Politica

«È il più odioso di tutti i peccati Solo i ricchi possono permetterselo»

Lo scrittore, osservatore attento del costume, parla del più fastidioso dei vizi: «Deriva dalla superbia, e dalla paura di perdere ogni cosa»

Stefania Vitulli

Il fatto è che Gaetano Cappelli non è solo uno scrittore, ma un fenomenologo del costume, come dimostra il suo ultimo Quanto sei cool (Sonzogno), «piccola guida ai capricci del gusto» che - scritta da un esteta che gira in Jaguar e dice di sé (citiamo dal profilo Twitter «Scrivo storie per chi non si accontenta di una vita sola» è una garanzia di rivelazioni su noi stessi e le nostre griglie comportamentali. Ecco perché l'avarizia, tra i vizi capitali più complessi, merita la sua analisi lucida ed elegante.

Come giudica l'avarizia?

«Lo considero sicuramente il più odioso dei vizi capitali. Ma anche il più esclusivo e classista, l'unico che solo i ricchi possono permettersi. In questo superiore perfino alla gola. Se non puoi dire di avere, avaro non puoi essere: la parola avarizia ha nella sua stessa radice include la parola avere».
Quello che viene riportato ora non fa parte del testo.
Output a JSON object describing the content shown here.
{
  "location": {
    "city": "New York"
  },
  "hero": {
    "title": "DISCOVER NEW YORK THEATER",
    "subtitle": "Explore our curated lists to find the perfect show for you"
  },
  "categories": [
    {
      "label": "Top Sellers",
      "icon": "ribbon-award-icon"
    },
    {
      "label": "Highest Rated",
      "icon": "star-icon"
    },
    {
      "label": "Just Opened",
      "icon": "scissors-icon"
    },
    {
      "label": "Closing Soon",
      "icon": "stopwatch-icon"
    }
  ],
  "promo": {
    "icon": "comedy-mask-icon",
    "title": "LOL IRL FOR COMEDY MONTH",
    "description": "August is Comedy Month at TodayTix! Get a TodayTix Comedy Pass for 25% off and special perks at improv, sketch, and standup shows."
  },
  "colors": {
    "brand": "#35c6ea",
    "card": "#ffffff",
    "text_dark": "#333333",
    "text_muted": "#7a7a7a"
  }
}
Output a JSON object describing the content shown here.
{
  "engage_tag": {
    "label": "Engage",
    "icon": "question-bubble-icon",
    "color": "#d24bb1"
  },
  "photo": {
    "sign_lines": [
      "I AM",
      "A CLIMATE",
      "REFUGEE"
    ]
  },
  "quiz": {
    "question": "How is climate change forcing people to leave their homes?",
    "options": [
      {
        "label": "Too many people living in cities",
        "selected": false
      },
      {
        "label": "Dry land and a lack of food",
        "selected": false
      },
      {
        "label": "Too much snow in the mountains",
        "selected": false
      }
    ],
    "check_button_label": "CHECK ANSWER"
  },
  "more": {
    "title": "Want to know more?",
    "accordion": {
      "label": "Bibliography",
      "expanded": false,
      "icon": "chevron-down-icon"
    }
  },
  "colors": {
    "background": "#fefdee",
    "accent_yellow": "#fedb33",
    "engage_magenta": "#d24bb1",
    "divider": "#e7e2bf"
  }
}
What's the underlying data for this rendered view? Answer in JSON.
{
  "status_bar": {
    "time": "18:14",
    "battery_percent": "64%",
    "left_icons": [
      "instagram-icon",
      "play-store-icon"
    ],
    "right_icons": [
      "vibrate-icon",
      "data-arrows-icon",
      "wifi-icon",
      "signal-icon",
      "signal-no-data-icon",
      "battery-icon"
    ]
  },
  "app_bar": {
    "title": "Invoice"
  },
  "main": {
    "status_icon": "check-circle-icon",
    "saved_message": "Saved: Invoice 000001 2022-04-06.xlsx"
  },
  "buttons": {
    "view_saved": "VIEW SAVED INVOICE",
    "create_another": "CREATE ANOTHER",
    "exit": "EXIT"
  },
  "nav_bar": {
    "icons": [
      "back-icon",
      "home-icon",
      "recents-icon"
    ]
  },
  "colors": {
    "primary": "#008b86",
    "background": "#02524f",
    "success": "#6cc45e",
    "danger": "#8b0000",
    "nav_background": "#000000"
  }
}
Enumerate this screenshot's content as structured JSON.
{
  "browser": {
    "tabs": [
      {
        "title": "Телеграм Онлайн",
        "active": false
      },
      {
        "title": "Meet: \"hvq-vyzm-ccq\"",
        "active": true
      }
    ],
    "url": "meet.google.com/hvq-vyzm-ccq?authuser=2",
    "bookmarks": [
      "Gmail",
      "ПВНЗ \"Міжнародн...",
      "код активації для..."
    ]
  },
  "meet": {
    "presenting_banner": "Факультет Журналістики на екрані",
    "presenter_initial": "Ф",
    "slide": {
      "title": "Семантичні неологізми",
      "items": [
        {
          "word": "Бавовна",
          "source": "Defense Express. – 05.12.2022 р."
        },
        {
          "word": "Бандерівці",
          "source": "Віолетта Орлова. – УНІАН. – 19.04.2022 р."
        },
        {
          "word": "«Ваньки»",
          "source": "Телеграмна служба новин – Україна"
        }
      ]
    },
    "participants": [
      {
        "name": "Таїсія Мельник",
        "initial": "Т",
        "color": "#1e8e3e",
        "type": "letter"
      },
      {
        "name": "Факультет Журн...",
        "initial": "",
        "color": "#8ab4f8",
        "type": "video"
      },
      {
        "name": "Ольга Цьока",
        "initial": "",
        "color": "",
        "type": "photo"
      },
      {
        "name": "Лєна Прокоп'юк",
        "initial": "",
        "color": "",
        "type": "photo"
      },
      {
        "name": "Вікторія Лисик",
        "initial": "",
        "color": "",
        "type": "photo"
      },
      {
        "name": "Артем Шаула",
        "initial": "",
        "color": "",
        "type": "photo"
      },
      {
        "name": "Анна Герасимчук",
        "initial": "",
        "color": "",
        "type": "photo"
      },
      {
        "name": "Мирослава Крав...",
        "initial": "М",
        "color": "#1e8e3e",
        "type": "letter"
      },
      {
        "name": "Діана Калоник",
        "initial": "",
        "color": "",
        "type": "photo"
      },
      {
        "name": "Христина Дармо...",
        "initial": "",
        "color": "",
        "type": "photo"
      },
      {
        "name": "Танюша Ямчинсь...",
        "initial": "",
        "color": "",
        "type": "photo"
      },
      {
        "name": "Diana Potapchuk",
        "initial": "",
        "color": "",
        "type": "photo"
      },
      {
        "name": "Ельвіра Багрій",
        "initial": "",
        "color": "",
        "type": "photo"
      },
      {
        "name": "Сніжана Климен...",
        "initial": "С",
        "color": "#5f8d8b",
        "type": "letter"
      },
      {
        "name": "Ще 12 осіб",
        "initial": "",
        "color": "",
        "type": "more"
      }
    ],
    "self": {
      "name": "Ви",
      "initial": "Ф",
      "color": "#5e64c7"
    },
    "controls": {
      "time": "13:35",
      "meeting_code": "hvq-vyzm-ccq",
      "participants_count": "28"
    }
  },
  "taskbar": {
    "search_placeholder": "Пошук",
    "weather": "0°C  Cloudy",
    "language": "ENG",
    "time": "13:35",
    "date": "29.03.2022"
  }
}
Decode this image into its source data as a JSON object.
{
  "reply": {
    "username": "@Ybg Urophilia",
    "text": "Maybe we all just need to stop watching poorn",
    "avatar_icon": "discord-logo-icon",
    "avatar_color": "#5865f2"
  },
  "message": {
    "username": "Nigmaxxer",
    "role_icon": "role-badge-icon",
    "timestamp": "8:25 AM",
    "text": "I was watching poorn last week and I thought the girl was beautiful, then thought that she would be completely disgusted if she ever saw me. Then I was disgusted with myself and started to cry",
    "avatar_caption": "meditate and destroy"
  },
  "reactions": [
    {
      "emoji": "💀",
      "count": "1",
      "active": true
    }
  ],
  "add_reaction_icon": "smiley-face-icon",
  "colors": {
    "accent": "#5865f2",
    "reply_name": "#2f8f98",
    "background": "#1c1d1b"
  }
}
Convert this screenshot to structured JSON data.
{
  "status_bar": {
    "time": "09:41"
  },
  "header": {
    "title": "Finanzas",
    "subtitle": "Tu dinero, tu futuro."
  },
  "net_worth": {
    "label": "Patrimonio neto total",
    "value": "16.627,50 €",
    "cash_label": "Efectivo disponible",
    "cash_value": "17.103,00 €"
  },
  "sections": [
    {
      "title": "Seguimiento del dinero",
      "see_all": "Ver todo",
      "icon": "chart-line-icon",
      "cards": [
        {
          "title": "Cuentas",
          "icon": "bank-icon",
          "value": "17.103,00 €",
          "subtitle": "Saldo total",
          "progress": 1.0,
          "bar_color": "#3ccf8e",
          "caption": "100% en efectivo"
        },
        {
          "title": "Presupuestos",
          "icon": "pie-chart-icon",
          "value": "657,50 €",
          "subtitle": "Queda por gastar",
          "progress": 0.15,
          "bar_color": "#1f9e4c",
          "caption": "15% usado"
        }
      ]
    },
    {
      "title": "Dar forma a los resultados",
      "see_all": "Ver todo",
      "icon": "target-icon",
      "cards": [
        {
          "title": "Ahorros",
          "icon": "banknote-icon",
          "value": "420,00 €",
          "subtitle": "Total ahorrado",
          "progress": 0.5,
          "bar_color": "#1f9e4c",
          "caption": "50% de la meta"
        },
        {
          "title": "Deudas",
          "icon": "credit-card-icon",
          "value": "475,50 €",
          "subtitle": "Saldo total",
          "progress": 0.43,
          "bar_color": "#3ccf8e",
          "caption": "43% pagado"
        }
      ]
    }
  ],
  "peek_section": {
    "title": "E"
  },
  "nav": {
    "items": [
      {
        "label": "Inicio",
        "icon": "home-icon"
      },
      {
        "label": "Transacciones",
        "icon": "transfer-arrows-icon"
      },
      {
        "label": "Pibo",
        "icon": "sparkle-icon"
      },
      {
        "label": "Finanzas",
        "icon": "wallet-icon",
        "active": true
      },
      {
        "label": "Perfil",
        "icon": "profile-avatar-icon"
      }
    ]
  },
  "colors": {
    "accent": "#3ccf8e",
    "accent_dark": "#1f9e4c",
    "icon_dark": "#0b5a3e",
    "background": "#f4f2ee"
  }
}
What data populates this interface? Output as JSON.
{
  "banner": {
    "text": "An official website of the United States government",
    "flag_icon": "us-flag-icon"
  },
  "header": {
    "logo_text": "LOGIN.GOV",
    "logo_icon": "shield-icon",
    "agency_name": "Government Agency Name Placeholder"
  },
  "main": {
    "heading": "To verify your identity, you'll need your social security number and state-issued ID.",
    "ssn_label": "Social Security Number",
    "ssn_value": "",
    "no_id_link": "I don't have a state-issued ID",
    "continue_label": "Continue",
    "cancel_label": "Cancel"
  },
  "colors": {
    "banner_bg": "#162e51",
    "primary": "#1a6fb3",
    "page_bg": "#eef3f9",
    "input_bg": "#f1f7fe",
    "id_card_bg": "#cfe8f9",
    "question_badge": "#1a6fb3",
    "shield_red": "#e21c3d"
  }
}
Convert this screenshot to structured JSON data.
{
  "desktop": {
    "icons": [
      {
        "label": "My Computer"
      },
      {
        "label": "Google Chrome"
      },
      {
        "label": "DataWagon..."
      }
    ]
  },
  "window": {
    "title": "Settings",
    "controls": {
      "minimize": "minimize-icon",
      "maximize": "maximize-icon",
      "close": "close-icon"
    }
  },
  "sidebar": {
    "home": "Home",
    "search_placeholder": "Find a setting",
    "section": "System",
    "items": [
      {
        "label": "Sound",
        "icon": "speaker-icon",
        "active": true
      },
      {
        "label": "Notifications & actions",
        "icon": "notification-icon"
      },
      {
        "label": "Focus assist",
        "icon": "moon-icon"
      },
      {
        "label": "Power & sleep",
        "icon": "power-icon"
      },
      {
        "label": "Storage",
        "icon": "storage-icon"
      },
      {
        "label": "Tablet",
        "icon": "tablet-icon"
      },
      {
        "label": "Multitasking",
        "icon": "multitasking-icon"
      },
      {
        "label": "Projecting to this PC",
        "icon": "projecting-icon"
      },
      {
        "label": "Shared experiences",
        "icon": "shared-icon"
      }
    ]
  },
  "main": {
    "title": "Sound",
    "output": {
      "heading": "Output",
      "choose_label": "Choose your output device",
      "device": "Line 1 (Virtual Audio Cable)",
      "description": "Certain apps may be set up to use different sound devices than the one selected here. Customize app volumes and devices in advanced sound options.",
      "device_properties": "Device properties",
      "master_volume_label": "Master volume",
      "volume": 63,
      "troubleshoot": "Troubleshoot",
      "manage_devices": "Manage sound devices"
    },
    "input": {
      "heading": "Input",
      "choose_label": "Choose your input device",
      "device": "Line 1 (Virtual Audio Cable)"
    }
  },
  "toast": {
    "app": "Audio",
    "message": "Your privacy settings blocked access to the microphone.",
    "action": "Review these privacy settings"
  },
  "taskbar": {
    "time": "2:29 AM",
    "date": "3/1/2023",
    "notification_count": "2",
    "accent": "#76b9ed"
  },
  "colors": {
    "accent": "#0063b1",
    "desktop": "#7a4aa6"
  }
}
Una storia dalle radici lunghissime...

«Nel corso della storia l'avaro si è dimostrato essere anche l'avido, che desidera sempre e che sempre è insoddisfatto. Il che ha portato a un apparente paradosso».

Ovvero?

«Con l'avvento del capitalismo l'avarizia ha finito per coincidere con un atteggiamento virtuoso. Chi è il capitalista, se non uno che mettendo in moto risorse, crea posti di lavoro e ricchezza, ma per farlo deve esercitare la cupidigia?».

Come giudica invece gli avari?

«Un ricco avaro non offre mai nulla, paralizzato dal timore di dover sganciare dei soldi. Nella mia giovinezza ho avuto il privilegio di passare una serata a cena con Moravia, mi ci portò il mio amico Dario Bellezza, che era povero in canna. Pensavamo che avrebbe naturalmente pagato lui e si aggiunsero altri giovani di belle speranze, tutti contenti di abbeverarsi alla sua sapienza letteraria. Ma al momento del conto ci fu una situazione di imbarazzo: pagammo noi, alla romana. Offrimmo la cena al Maestro, che era ricchissimo».

Che cosa spinge l'avaro a persistere nel vizio?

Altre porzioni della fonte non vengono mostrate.